Com quanta doçura e simplicidade estamos acostumados a ouvir desde a infância os nomes do Pai, do Filho e do Espírito Santo. É encantador ver no começo de uma celebração eucarística, os fiéis adultos, e até uma criança traçar com suas mãozinhas o sinal da Cruz ao ouvir a invocação dos nomes divinos. Ou quem não terá se comovido ao presenciar um Batismo, no qual uma alma passa de mera criatura a um sacrário vivo do próprio Deus. Entretanto, estes fatos — tão comuns e habituais em nossos dias — foram outrora objeto de grandes convulsões.
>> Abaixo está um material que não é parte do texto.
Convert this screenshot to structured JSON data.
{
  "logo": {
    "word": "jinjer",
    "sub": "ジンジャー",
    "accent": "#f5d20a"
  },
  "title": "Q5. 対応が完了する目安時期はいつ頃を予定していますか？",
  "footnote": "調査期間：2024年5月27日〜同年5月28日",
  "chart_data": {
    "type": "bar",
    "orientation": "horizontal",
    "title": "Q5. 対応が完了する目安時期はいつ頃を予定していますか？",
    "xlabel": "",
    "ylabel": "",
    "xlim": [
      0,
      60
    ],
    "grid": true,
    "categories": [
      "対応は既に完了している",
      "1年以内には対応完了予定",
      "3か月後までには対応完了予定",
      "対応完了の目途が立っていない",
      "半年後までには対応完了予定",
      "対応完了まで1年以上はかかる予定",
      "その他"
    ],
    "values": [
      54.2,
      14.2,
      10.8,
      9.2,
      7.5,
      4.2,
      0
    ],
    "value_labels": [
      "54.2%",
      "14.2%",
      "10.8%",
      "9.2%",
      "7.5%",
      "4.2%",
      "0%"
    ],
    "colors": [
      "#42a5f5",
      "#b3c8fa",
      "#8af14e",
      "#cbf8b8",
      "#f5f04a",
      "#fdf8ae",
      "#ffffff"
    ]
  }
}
Fim das perseguições e início das heresias

No início do século IV, a Barca de Pedro navegou em rios de sangue. Os anos de paz que a Igreja viveu e que marcaram boa parte do governo de Diocleciano foram sucedidos por um curto período de atroz perseguição.[1] Os decretos imperiais chegaram às últimas consequências. Grande foi o número dos fiéis que receberam a palma do martírio proclamando a fé católica.

Contudo, a renúncia de Diocleciano findou a última grande perseguição e, poucos anos depois, em 313, Constantino promulgou o Edito de Milão concedendo a liberdade aos cristãos.

A benéfica influência de Santa Helena, mãe do imperador, contribuiu para que a Igreja saísse finalmente das sombras das catacumbas e pudesse exercer seu ministério de salvação à luz do sol.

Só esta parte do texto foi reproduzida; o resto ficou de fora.